奇談その四 忘れもの

 私は記憶を失っている女である。


 全て失ってしまった訳ではなく、二十歳以前の記憶が一切ない。


 だからと言って天涯孤独という事ではなく、両親とも健在で、姉と弟がいる。


 何かの拍子に私が、


「それでさ、どうして私は二十歳より前の事を何も覚えていないの?」


 そう問いかけると、口をつぐみ、俯いてしまう。


 そんな反応をされれば、余計に興味をそそられ、知りたくなる。




 その切っ掛けになったのは駅で山伏風の老人と会った事だ。


「ちょっといいですか?」


 騙されると思った私はハゲ頭に烏帽子を載せたその老人から逃げ出した。


「私は決して怪しい者ではない……」


 それでも立ち止まるなく、一気に改札を通り抜けた。




 次の日も老人は駅にいた。足早に通り過ぎようとすると、


「貴女は思い違いをされている。貴女は恨まれてはおりませんぞ」


 行く手を遮られてしまった。私は思わず、


「助けて! 痴漢!」


 あらん限りの声で叫んだ。たちまち人が集まってきた。すると老人は、


「忘れてしまったのですね、私の事を」


 悲しそうな顔をして走り去ってしまった。


 忘れてしまった? 老人のその言葉が引っかかり、それから昔の事が気になるようになった。

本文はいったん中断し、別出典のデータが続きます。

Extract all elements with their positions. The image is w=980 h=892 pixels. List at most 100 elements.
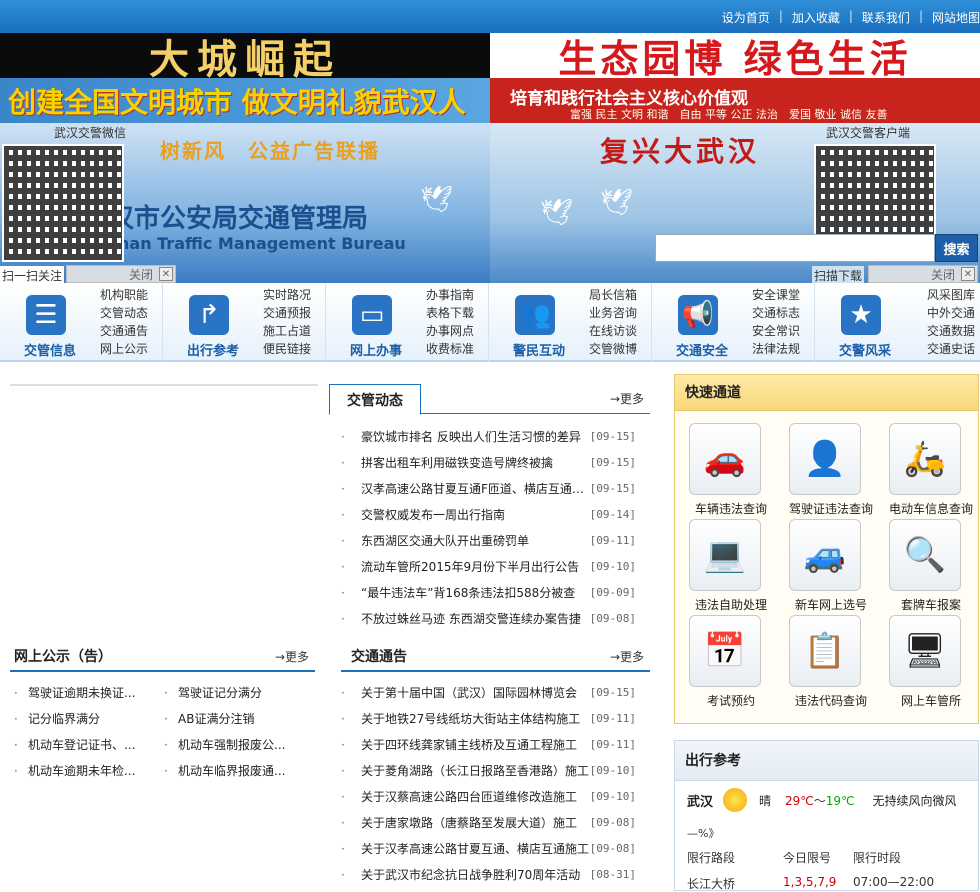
scooter-icon[interactable]: 🛵: [889, 423, 961, 495]
nav-traffic-info[interactable]: ☰ 交管信息 机构职能 交管动态 交通通告 网上公示: [0, 283, 163, 362]
nav-title[interactable]: 交警风采: [821, 340, 909, 359]
nav-style[interactable]: ★ 交警风采 风采图库 中外交通 交通数据 交通史话: [815, 283, 980, 362]
close-icon[interactable]: ✕: [961, 267, 975, 281]
close-icon[interactable]: ✕: [159, 267, 173, 281]
magnifier-car-icon[interactable]: 🔍: [889, 519, 961, 591]
nav-title[interactable]: 出行参考: [169, 340, 257, 359]
news-list: · 豪饮城市排名 反映出人们生活习惯的差异 [09-15] · 拼客出租车利用磁铁变造…: [329, 424, 650, 632]
quick-exam-booking[interactable]: 📅 考试预约: [681, 615, 781, 708]
nav-title[interactable]: 警民互动: [495, 340, 583, 359]
contact-link[interactable]: 联系我们: [862, 9, 910, 26]
nav-sub-link[interactable]: 办事指南: [426, 286, 474, 304]
nav-sub-link[interactable]: 在线访谈: [589, 322, 637, 340]
list-item[interactable]: · 关于唐家墩路（唐蔡路至发展大道）施工 [09-08]: [329, 810, 650, 836]
banner-slogan-2[interactable]: 生态园博 绿色生活: [490, 33, 980, 81]
more-link[interactable]: →更多: [275, 648, 309, 665]
quick-violation-code[interactable]: 📋 违法代码查询: [781, 615, 881, 708]
nav-sub-link[interactable]: 法律法规: [752, 340, 800, 358]
list-item[interactable]: · 关于武汉市纪念抗日战争胜利70周年活动 [08-31]: [329, 862, 650, 888]
nav-safety[interactable]: 📢 交通安全 安全课堂 交通标志 安全常识 法律法规: [652, 283, 815, 362]
list-item[interactable]: · 豪饮城市排名 反映出人们生活习惯的差异 [09-15]: [329, 424, 650, 450]
nav-sub-link[interactable]: 局长信箱: [589, 286, 637, 304]
nav-sub-link[interactable]: 表格下载: [426, 304, 474, 322]
list-item[interactable]: · 关于汉孝高速公路甘夏互通、横店互通施工 [09-08]: [329, 836, 650, 862]
list-item[interactable]: 机动车强制报废公...: [160, 732, 310, 758]
nav-sub-link[interactable]: 交通预报: [263, 304, 311, 322]
computer-screen-icon[interactable]: 🖥: [889, 615, 961, 687]
nav-sub-link[interactable]: 中外交通: [927, 304, 975, 322]
list-item[interactable]: · “最牛违法车”背168条违法扣588分被查 [09-09]: [329, 580, 650, 606]
list-item[interactable]: · 关于四环线龚家铺主线桥及互通工程施工 [09-11]: [329, 732, 650, 758]
set-homepage-link[interactable]: 设为首页: [722, 9, 770, 26]
nav-sub-link[interactable]: 交通数据: [927, 322, 975, 340]
nav-sub-link[interactable]: 机构职能: [100, 286, 148, 304]
list-item[interactable]: · 汉孝高速公路甘夏互通F匝道、横店互通施工 [09-15]: [329, 476, 650, 502]
nav-sub-link[interactable]: 安全常识: [752, 322, 800, 340]
close-right-qr[interactable]: 关闭 ✕: [868, 265, 978, 283]
nav-sub-link[interactable]: 办事网点: [426, 322, 474, 340]
nav-interaction[interactable]: 👥 警民互动 局长信箱 业务咨询 在线访谈 交管微博: [489, 283, 652, 362]
list-item[interactable]: · 关于第十届中国（武汉）国际园林博览会 [09-15]: [329, 680, 650, 706]
more-link[interactable]: →更多: [610, 648, 644, 665]
quick-self-service[interactable]: 💻 违法自助处理: [681, 519, 781, 612]
banner-slogan-3[interactable]: 创建全国文明城市 做文明礼貌武汉人: [0, 78, 490, 123]
nav-sub-link[interactable]: 交通标志: [752, 304, 800, 322]
banner-slogan-6[interactable]: 复兴大武汉: [600, 130, 760, 170]
list-item[interactable]: 机动车临界报废通...: [160, 758, 310, 784]
close-left-qr[interactable]: 关闭 ✕: [66, 265, 176, 283]
nav-sub-link[interactable]: 施工占道: [263, 322, 311, 340]
nav-title[interactable]: 交通安全: [658, 340, 746, 359]
list-item[interactable]: · 关于菱角湖路（长江日报路至香港路）施工 [09-10]: [329, 758, 650, 784]
list-item[interactable]: AB证满分注销: [160, 706, 310, 732]
car-plate-icon[interactable]: 🚙: [789, 519, 861, 591]
list-item[interactable]: 驾驶证记分满分: [160, 680, 310, 706]
quick-plate-selection[interactable]: 🚙 新车网上选号: [781, 519, 881, 612]
list-item[interactable]: · 东西湖区交通大队开出重磅罚单 [09-11]: [329, 528, 650, 554]
nav-title[interactable]: 交管信息: [6, 340, 94, 359]
banner-slogan-5[interactable]: 树新风 公益广告联播: [160, 135, 380, 164]
quick-license-violation[interactable]: 👤 驾驶证违法查询: [781, 423, 881, 516]
nav-sub-link[interactable]: 便民链接: [263, 340, 311, 358]
list-item[interactable]: · 交警权威发布一周出行指南 [09-14]: [329, 502, 650, 528]
image-slideshow[interactable]: [10, 384, 318, 624]
quick-cloned-plate-report[interactable]: 🔍 套牌车报案: [881, 519, 980, 612]
quick-vehicle-violation[interactable]: 🚗 车辆违法查询: [681, 423, 781, 516]
search-button[interactable]: 搜索: [935, 234, 978, 262]
code-search-icon[interactable]: 📋: [789, 615, 861, 687]
nav-travel[interactable]: ↱ 出行参考 实时路况 交通预报 施工占道 便民链接: [163, 283, 326, 362]
list-item[interactable]: 记分临界满分: [10, 706, 160, 732]
sitemap-link[interactable]: 网站地图: [932, 9, 980, 26]
car-document-icon[interactable]: 🚗: [689, 423, 761, 495]
nav-sub-link[interactable]: 交管动态: [100, 304, 148, 322]
list-item[interactable]: · 关于汉蔡高速公路四台匝道维修改造施工 [09-10]: [329, 784, 650, 810]
quick-online-dmv[interactable]: 🖥 网上车管所: [881, 615, 980, 708]
tab-traffic-dynamics[interactable]: 交管动态: [329, 384, 421, 415]
list-item[interactable]: · 不放过蛛丝马迹 东西湖交警连续办案告捷 [09-08]: [329, 606, 650, 632]
laptop-icon[interactable]: 💻: [689, 519, 761, 591]
list-item[interactable]: · 关于地铁27号线纸坊大街站主体结构施工 [09-11]: [329, 706, 650, 732]
nav-sub-link[interactable]: 交通通告: [100, 322, 148, 340]
person-forbidden-icon[interactable]: 👤: [789, 423, 861, 495]
nav-sub-link[interactable]: 交管微博: [589, 340, 637, 358]
nav-sub-link[interactable]: 交通史话: [927, 340, 975, 358]
list-item[interactable]: · 拼客出租车利用磁铁变造号牌终被擒 [09-15]: [329, 450, 650, 476]
calendar-add-icon[interactable]: 📅: [689, 615, 761, 687]
add-favorite-link[interactable]: 加入收藏: [792, 9, 840, 26]
search-input[interactable]: [655, 234, 935, 262]
banner-core-values[interactable]: 培育和践行社会主义核心价值观 富强 民主 文明 和谐 自由 平等 公正 法治 爱…: [490, 78, 980, 123]
nav-sub-link[interactable]: 网上公示: [100, 340, 148, 358]
nav-title[interactable]: 网上办事: [332, 340, 420, 359]
nav-sub-link[interactable]: 业务咨询: [589, 304, 637, 322]
list-item[interactable]: 机动车登记证书、...: [10, 732, 160, 758]
nav-sub-link[interactable]: 收费标准: [426, 340, 474, 358]
nav-sub-link[interactable]: 实时路况: [263, 286, 311, 304]
banner-slogan-1[interactable]: 大城崛起: [0, 33, 490, 83]
list-item[interactable]: 机动车逾期未年检...: [10, 758, 160, 784]
list-item[interactable]: 驾驶证逾期未换证...: [10, 680, 160, 706]
nav-online-service[interactable]: ▭ 网上办事 办事指南 表格下载 办事网点 收费标准: [326, 283, 489, 362]
list-item[interactable]: · 流动车管所2015年9月份下半月出行公告 [09-10]: [329, 554, 650, 580]
quick-ebike-info[interactable]: 🛵 电动车信息查询: [881, 423, 980, 516]
more-link[interactable]: →更多: [610, 390, 644, 407]
nav-sub-link[interactable]: 安全课堂: [752, 286, 800, 304]
nav-sub-link[interactable]: 风采图库: [927, 286, 975, 304]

 家族は話してくれないので、職場の同僚に尋ねたりした。しかし、同じ事だった。


 誰も教えてくれなかった。


 そしてまた次の日、駅で老人に会った。私が近づくと、


「ついて来なさい」


 老人は歩き出した。




 私はコインロッカーの前に連れて来られた。


「ここで何があったのか、覚えていませんか?」


 老人の言葉が記憶の封印を解き放った気がした。


 怒濤の如く過去の記憶が甦ってくる。


 私はそこで暴漢に襲われた。


 その時、暴漢を捕らえ、私を助けてくれたのがその老人だった。


 助かりはしたが、うしなったものもあった。


 新たな命。お腹の子供は助からなかった。


 更に記憶が解きほぐされていく。


 暴漢はお腹の子の父親。彼は中絶しろと言っていた。その揚げ句の凶行だった。


 そして、助けられなかった我が子を思い、私はそれから以前の記憶を封印してしまったのだ。


「あの子は貴女に前を向いて生きて欲しいと願っている。もういいのですよ」


 老人の言葉で私の懺悔はやっと終わりにできた。